1. The Over-The-Top Swing
This swing typically results in a pull slice and lessens power because the upper body is leading the downswing instead of the lower body. Instead of pulling the club farther to the inside of your backswing to compensate, take the club back in a straighter line away from the ball so the club doesn’t get too far behind you during your back swing. This puts you in a better position at the top of your backswing, and you’ll be able to allow your arms to drop into a better position to move your hips laterally in the downswing before they begin to turn. Be sure your lower body is moving first to start your downswing.
2. Releasing your hands too early.
If you release your hands too early in your downswing, you lose power. When your arms are extended in line with the club when your hands are still a foot behind the club, you’re going to hit the ball only with the power from your arms instead of letting the club whip through when your hands are released properly. While your hands are almost even with the ball in your downswing, your club should lag behind. Focus on moving your lower body to start your downswing, as above.
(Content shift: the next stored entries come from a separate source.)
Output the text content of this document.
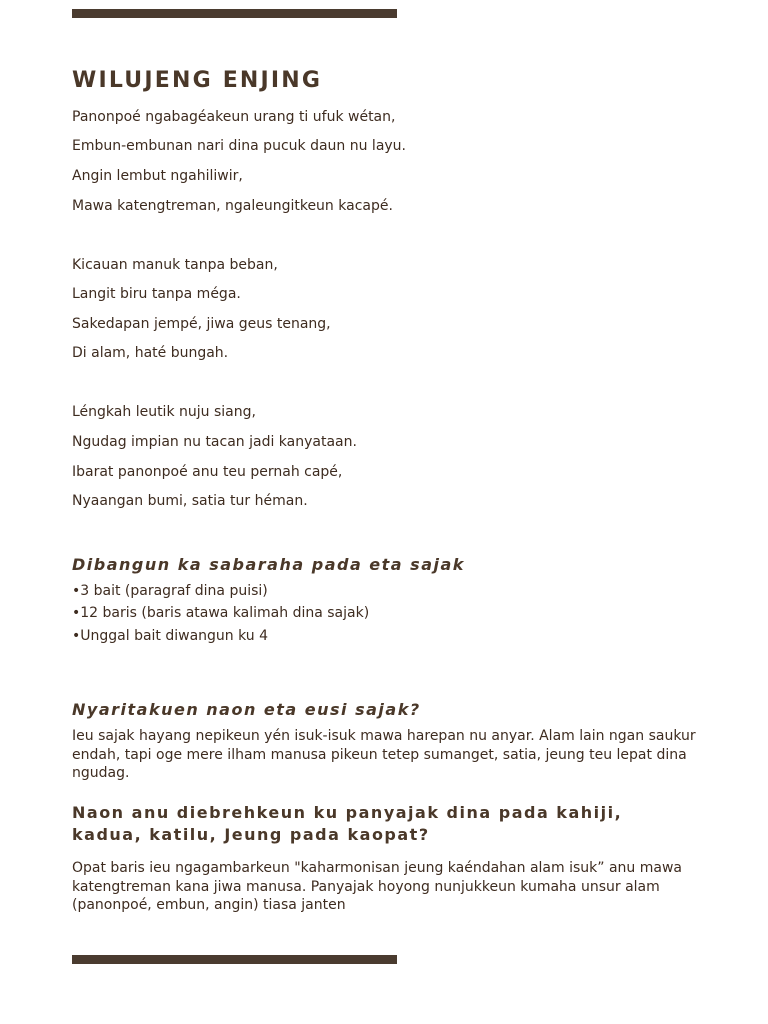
WILUJENG ENJING

Panonpoé ngabagéakeun urang ti ufuk wétan,

Embun-embunan nari dina pucuk daun nu layu.

Angin lembut ngahiliwir,

Mawa katengtreman, ngaleungitkeun kacapé.

Kicauan manuk tanpa beban,

Langit biru tanpa méga.

Sakedapan jempé, jiwa geus tenang,

Di alam, haté bungah.

Léngkah leutik nuju siang,

Ngudag impian nu tacan jadi kanyataan.

Ibarat panonpoé anu teu pernah capé,

Nyaangan bumi, satia tur héman.

Dibangun ka sabaraha pada eta sajak

•3 bait (paragraf dina puisi)

•12 baris (baris atawa kalimah dina sajak)

•Unggal bait diwangun ku 4

Nyaritakuen naon eta eusi sajak?

Ieu sajak hayang nepikeun yén isuk-isuk mawa harepan nu anyar. Alam lain ngan saukur endah, tapi oge mere ilham manusa pikeun tetep sumanget, satia, jeung teu lepat dina ngudag.

Naon anu diebrehkeun ku panyajak dina pada kahiji, kadua, katilu, Jeung pada kaopat?

Opat baris ieu ngagambarkeun "kaharmonisan jeung kaéndahan alam isuk” anu mawa katengtreman kana jiwa manusa. Panyajak hoyong nunjukkeun kumaha unsur alam (panonpoé, embun, angin) tiasa janten
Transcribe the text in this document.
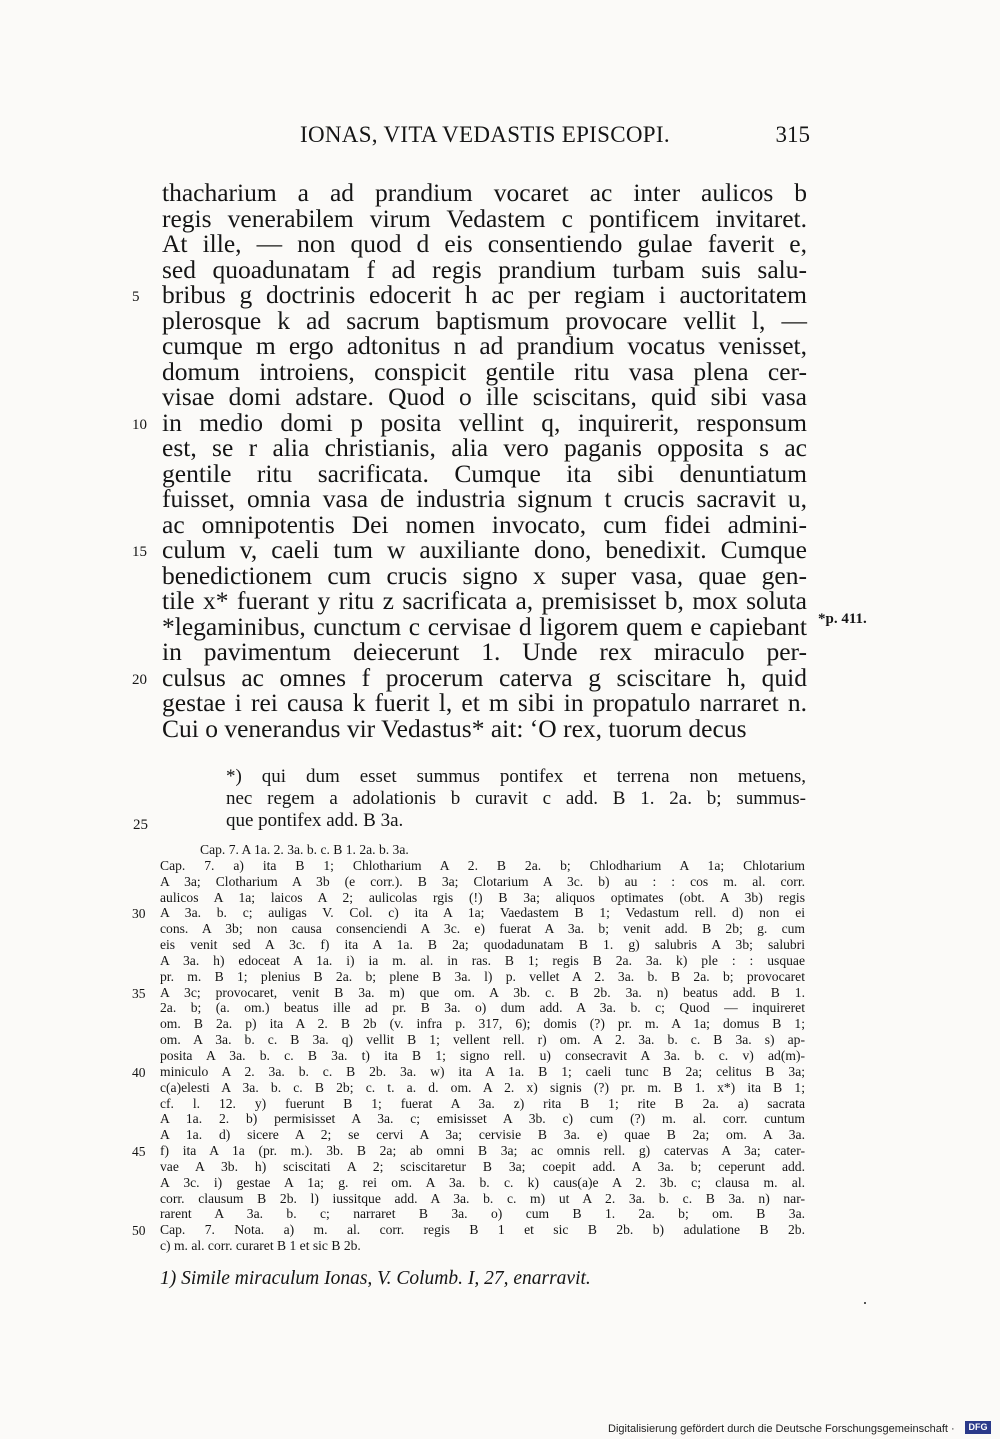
IONAS, VITA VEDASTIS EPISCOPI.	315
thacharium a ad prandium vocaret ac inter aulicos b
regis venerabilem virum Vedastem c pontificem invitaret.
At ille, — non quod d eis consentiendo gulae faverit e,
sed quoadunatam f ad regis prandium turbam suis salu-
5 bribus g doctrinis edocerit h ac per regiam i auctoritatem
plerosque k ad sacrum baptismum provocare vellit l, —
cumque m ergo adtonitus n ad prandium vocatus venisset,
domum introiens, conspicit gentile ritu vasa plena cer-
visae domi adstare. Quod o ille sciscitans, quid sibi vasa
10 in medio domi p posita vellint q, inquirerit, responsum
est, se r alia christianis, alia vero paganis opposita s ac
gentile ritu sacrificata. Cumque ita sibi denuntiatum
fuisset, omnia vasa de industria signum t crucis sacravit u,
ac omnipotentis Dei nomen invocato, cum fidei admini-
15 culum v, caeli tum w auxiliante dono, benedixit. Cumque
benedictionem cum crucis signo x super vasa, quae gen-
tile x* fuerant y ritu z sacrificata a, premisisset b, mox soluta
*legaminibus, cunctum c cervisae d ligorem quem e capiebant
in pavimentum deiecerunt 1. Unde rex miraculo per-
20 culsus ac omnes f procerum caterva g sciscitare h, quid
gestae i rei causa k fuerit l, et m sibi in propatulo narraret n.
Cui o venerandus vir Vedastus* ait: ‘O rex, tuorum decus
*p. 411.
*) qui dum esset summus pontifex et terrena non metuens,
nec regem a adolationis b curavit c add. B 1. 2a. b; summus-
25	que pontifex add. B 3a.
Cap. 7. A 1a. 2. 3a. b. c. B 1. 2a. b. 3a.
Cap. 7. a) ita B 1; Chlotharium A 2. B 2a. b; Chlodharium A 1a; Chlotarium
A 3a; Clotharium A 3b (e corr.). B 3a; Clotarium A 3c. b) au : : cos m. al. corr.
aulicos A 1a; laicos A 2; aulicolas rgis (!) B 3a; aliquos optimates (obt. A 3b) regis
30 A 3a. b. c; auligas V. Col. c) ita A 1a; Vaedastem B 1; Vedastum rell. d) non ei
cons. A 3b; non causa consenciendi A 3c. e) fuerat A 3a. b; venit add. B 2b; g. cum
eis venit sed A 3c. f) ita A 1a. B 2a; quodadunatam B 1. g) salubris A 3b; salubri
A 3a. h) edoceat A 1a. i) ia m. al. in ras. B 1; regis B 2a. 3a. k) ple : : usquae
pr. m. B 1; plenius B 2a. b; plene B 3a. l) p. vellet A 2. 3a. b. B 2a. b; provocaret
35 A 3c; provocaret, venit B 3a. m) que om. A 3b. c. B 2b. 3a. n) beatus add. B 1.
2a. b; (a. om.) beatus ille ad pr. B 3a. o) dum add. A 3a. b. c; Quod — inquireret
om. B 2a. p) ita A 2. B 2b (v. infra p. 317, 6); domis (?) pr. m. A 1a; domus B 1;
om. A 3a. b. c. B 3a. q) vellit B 1; vellent rell. r) om. A 2. 3a. b. c. B 3a. s) ap-
posita A 3a. b. c. B 3a. t) ita B 1; signo rell. u) consecravit A 3a. b. c. v) ad(m)-
40 miniculo A 2. 3a. b. c. B 2b. 3a. w) ita A 1a. B 1; caeli tunc B 2a; celitus B 3a;
c(a)elesti A 3a. b. c. B 2b; c. t. a. d. om. A 2. x) signis (?) pr. m. B 1. x*) ita B 1;
cf. l. 12. y) fuerunt B 1; fuerat A 3a. z) rita B 1; rite B 2a. a) sacrata
A 1a. 2. b) permisisset A 3a. c; emisisset A 3b. c) cum (?) m. al. corr. cuntum
A 1a. d) sicere A 2; se cervi A 3a; cervisie B 3a. e) quae B 2a; om. A 3a.
45 f) ita A 1a (pr. m.). 3b. B 2a; ab omni B 3a; ac omnis rell. g) catervas A 3a; cater-
vae A 3b. h) sciscitati A 2; sciscitaretur B 3a; coepit add. A 3a. b; ceperunt add.
A 3c. i) gestae A 1a; g. rei om. A 3a. b. c. k) caus(a)e A 2. 3b. c; clausa m. al.
corr. clausum B 2b. l) iussitque add. A 3a. b. c. m) ut A 2. 3a. b. c. B 3a. n) nar-
rarent A 3a. b. c; narraret B 3a. o) cum B 1. 2a. b; om. B 3a.
50 Cap. 7. Nota. a) m. al. corr. regis B 1 et sic B 2b. b) adulatione B 2b.
c) m. al. corr. curaret B 1 et sic B 2b.
1) Simile miraculum Ionas, V. Columb. I, 27, enarravit.
Digitalisierung gefördert durch die Deutsche Forschungsgemeinschaft ·	DFG
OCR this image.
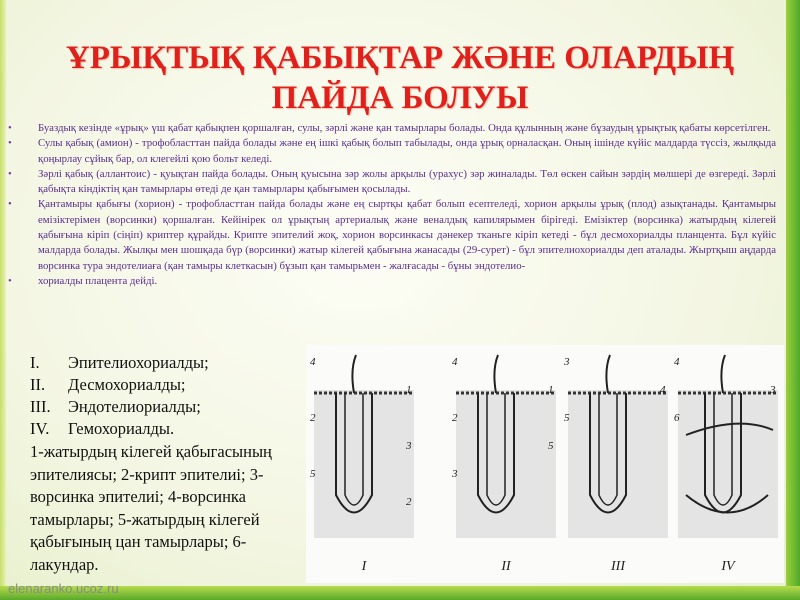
ҰРЫҚТЫҚ ҚАБЫҚТАР ЖӘНЕ ОЛАРДЫҢ ПАЙДА БОЛУЫ
• Буаздық кезінде «ұрық» үш қабат қабықпен қоршалған, сулы, зәрлі және қан тамырлары болады. Онда құлынның және бұзаудың ұрықтық қабаты көрсетілген.
• Сулы қабық (амион) - трофобласттан пайда болады және ең ішкі қабық болып табылады, онда ұрық орналасқан. Оның ішінде күйіс малдарда түссіз, жылқыда қоңырлау сұйық бар, ол клегейлі қою больт келеді.
• Зәрлі қабық (аллантоис) - қуықтан пайда болады. Оның қуысына зәр жолы арқылы (урахус) зәр жиналады. Төл өскен сайын зәрдің мөлшері де өзгереді. Зәрлі қабықта кіндіктің қан тамырлары өтеді де қан тамырлары қабығымен қосылады.
• Қантамыры қабығы (хорион) - трофобласттан пайда болады және ең сыртқы қабат болып есептеледі, хорион арқылы ұрық (плод) азықтанады. Қантамыры емізіктерімен (ворсинки) қоршалған. Кейінірек ол ұрықтың артериалық және веналдық капилярымен бірігеді. Емізіктер (ворсинка) жатырдың кілегей қабығына кіріп (сіңіп) криптер құрайды. Криптe эпителий жоқ, хорион ворсинкасы дәнекер тканьге кіріп кетеді - бұл десмохориалды планцента. Бұл күйіс малдарда болады. Жылқы мен шошқада бүр (ворсинки) жатыр кілегей қабығына жанасады (29-сурет) - бұл эпителиохориалды деп аталады. Жыртқыш аңдарда ворсинка тура эндотелиаға (қан тамыры клеткасын) бұзып қан тамырьмен - жалғасады - бұны эндотелио-
• хориалды плацента дейді.
I.	Эпителиохориалды;
II.	Десмохориалды;
III.	Эндотелиориалды;
IV.	Гемохориалды.

1-жатырдың кілегей қабыгасының эпителиясы; 2-крипт эпителиі; 3-ворсинка эпителиі; 4-ворсинка тамырлары; 5-жатырдың кілегей қабығының цан тамырлары; 6-лакундар.

4
1
2
3
5
2
I
4
1
2
5
3
II
3
4
5
III
4
3
6
IV
elenaranko.ucoz.ru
Then, keep your wrist cocked slightly longer in your downswing.
3. The Reverse Pivot
This happens when you don’t shift your weight to your back foot during your downswing. It’s usually cause when you tilt your hips instead of turning them. This reduces your ability to shift your weight from back to front properly, reducing your swing speed. Turn your shoulders and hips so the center of your chest is over your back foot. Bend your back knee, but make sure it’s not bent outside your back foot. As a right-handed player, you should feel your body weight all along your right side.
Swing changes don’t happen overnight, so don’t get discouraged if it take a while to correct these mistakes. As you improve, you’ll notice an increase in the solidity of your shots as well as your distance.